How to interpret SOAP Faults

Apologies for the delay in this post.  I use Windows Live Writer to compose the content on this blog.  It is a wonderful program that makes writing posts easy and straight-forward.  Best of all, it allows offline editing of new and existing posts.  The downside, though, is when you forget to publish the changes!

Before we plough forward into using the sample client from the previous post, we must first discuss the different types of SOAP Faults you may receive.  A SOAP Fault is conceptually similar to a .NET exception in that it represents an error condition.  A SOAP Fault may be returned instead of any response message.  The Fault is itself a SOAP Message with header and body.  The key difference is the body MUST have a fault element.  The fault is officially defined in the SOAP Spec.

There are four main faults we will cover: InvalidRepresentation, EndpointUnavailable, PermissionDenied, and AuthorizationRequired.

InvalidRepresentation

This fault is thrown when either the SOAP request is malformed or the XML representation of the ILM Object does not validate.  Validation means both that the structure is correct and that the values pass the validation rules on AttributeBindings and AttribueTypeDescriptions.

When you encounter this fault, please inspect the format of the request.  Ensure that the attributes you specify are bound to the object and that their values are valid.  I mostly see this error when I fail to include a required attribute or a set an attribute value to an invalid value.

EndpointUnavailable

This fault is thrown when a catastrophic failure occurs.  It implies a cross-cutting failure from which you cannot recover.

I encourage you to turn on diagnostic tracing and retry the request to see the real failure.  I have never seen this error outside of controlled test cases.

PermissionDenied

This fault is thrown when you do not have permission to read or write to an attribute.  We also throw this fault in the case of non-existent attributes so a malicious user cannot discern what data may exist.

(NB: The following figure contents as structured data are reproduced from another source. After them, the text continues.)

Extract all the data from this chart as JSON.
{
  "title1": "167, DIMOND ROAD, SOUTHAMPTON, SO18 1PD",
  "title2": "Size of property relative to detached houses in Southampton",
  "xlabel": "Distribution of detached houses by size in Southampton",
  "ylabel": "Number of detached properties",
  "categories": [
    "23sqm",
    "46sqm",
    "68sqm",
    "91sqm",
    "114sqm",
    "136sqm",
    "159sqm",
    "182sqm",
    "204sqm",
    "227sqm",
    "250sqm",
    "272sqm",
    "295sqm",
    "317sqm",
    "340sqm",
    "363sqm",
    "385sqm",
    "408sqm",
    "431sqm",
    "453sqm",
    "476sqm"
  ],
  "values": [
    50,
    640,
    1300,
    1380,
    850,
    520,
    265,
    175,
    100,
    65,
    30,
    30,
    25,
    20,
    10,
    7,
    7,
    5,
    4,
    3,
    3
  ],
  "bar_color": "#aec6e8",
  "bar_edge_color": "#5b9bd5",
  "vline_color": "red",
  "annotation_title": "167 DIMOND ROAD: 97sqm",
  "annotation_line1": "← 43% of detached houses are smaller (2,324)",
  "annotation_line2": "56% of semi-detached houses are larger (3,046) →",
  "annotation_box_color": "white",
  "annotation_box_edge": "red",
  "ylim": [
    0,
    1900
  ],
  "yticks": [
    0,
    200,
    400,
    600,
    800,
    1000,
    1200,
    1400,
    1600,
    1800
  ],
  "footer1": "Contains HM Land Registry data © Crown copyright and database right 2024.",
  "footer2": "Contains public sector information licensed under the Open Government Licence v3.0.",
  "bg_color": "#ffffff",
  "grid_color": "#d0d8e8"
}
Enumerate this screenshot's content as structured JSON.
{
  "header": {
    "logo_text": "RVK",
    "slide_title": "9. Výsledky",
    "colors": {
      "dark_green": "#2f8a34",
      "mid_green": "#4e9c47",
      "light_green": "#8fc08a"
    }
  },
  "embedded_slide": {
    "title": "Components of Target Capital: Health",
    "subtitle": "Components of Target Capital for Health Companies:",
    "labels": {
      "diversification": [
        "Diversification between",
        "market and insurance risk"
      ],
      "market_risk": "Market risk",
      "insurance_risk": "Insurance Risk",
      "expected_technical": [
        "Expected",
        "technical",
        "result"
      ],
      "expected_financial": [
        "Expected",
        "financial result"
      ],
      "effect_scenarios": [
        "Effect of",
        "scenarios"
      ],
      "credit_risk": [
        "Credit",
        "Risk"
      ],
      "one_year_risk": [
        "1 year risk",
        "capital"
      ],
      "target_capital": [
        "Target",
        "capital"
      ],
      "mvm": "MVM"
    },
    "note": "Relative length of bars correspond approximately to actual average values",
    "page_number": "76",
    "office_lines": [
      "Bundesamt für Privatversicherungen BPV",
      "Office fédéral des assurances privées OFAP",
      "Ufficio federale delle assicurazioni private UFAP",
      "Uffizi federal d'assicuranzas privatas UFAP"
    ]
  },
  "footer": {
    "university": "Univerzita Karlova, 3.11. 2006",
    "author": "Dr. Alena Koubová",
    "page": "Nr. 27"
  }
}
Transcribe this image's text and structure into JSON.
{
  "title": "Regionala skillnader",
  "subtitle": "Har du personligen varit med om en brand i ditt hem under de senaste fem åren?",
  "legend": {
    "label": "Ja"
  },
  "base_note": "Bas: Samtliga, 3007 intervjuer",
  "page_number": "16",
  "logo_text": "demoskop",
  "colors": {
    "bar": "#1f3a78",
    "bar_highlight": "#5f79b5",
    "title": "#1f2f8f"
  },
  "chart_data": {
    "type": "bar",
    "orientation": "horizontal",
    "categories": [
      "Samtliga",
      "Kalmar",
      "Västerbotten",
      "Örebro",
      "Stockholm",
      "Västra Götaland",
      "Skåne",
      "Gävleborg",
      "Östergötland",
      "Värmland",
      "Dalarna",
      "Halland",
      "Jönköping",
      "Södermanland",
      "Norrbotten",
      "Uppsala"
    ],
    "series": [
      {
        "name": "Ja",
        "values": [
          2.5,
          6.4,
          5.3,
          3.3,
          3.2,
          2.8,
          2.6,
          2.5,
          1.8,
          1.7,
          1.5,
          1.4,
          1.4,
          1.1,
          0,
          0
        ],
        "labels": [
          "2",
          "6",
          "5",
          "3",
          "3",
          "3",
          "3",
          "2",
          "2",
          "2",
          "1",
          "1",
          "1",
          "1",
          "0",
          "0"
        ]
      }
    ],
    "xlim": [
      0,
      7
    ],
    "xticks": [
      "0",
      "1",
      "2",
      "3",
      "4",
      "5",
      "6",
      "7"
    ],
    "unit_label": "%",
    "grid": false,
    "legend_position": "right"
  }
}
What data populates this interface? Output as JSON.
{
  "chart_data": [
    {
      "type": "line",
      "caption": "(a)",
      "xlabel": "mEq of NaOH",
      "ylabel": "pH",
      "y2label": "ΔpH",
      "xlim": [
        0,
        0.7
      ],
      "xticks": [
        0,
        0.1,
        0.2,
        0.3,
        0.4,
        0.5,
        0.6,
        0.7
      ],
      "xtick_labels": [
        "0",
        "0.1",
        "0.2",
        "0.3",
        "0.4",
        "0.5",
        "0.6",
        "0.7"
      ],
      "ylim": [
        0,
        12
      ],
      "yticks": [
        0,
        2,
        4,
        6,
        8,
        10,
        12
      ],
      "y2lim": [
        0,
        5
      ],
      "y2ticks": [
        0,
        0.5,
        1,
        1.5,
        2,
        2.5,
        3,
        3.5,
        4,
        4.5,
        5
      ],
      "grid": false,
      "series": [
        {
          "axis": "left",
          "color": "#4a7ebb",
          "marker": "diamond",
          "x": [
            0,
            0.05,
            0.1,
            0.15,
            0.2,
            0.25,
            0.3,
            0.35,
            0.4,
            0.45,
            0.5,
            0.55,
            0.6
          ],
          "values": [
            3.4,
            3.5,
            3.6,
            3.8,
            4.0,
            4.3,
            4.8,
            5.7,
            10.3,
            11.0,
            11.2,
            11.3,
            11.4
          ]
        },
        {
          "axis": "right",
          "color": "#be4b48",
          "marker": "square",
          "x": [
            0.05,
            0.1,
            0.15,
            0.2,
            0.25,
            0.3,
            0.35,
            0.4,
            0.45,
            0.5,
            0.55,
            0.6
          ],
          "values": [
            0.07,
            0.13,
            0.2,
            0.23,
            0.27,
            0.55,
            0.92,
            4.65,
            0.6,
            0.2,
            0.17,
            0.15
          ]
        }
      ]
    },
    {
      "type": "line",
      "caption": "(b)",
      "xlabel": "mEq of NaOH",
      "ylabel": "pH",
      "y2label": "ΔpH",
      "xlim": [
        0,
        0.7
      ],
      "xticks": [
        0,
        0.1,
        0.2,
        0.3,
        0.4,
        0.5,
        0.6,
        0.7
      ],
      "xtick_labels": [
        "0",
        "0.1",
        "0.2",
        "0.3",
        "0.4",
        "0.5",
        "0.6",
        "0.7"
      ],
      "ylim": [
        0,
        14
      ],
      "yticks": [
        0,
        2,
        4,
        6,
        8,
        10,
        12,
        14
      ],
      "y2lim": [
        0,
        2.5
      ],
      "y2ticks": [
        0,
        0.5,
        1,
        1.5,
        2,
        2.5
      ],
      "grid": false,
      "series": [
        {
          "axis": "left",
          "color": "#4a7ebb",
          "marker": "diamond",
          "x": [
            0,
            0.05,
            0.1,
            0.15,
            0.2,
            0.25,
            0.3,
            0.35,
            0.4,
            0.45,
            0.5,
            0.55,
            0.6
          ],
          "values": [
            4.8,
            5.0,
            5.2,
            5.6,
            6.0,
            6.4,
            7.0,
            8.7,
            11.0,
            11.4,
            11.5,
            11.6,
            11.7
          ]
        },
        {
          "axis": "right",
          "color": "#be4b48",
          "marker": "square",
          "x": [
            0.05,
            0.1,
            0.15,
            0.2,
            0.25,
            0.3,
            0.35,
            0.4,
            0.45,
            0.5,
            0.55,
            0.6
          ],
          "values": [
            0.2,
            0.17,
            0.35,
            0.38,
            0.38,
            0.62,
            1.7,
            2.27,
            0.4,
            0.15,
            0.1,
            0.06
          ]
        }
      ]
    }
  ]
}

When you encounter this fault, please ensure that the account under which your code is running in fact has the necessary permission.  Three attributes in particular you can never modify even though they are required: ObjectID, CreateTime, and ObjectType.

AuthorizationRequired

Recall the ILM “2” request pipeline: AuthN –> AuthZ –> Effects –> Action.  If a request has an authorization workflow that requires more information then you will get back an AuthZ fault.  If the AuthZ workflow fails you will get back PermissionDenied.  This fault contains the reference to the endpoint of the workflow to complete.  In most cases this is an approval activity which the approver must create an ApprovalResponse object to satisfy.

When you encounter this fault, you must complete the AuthZ workflow.  It is not necessary to resubmit the request as it will be processed once permitted to do so.  Completing the AuthZ workflow is beyond the scope of this topic, and it will be covered in the next series of topics.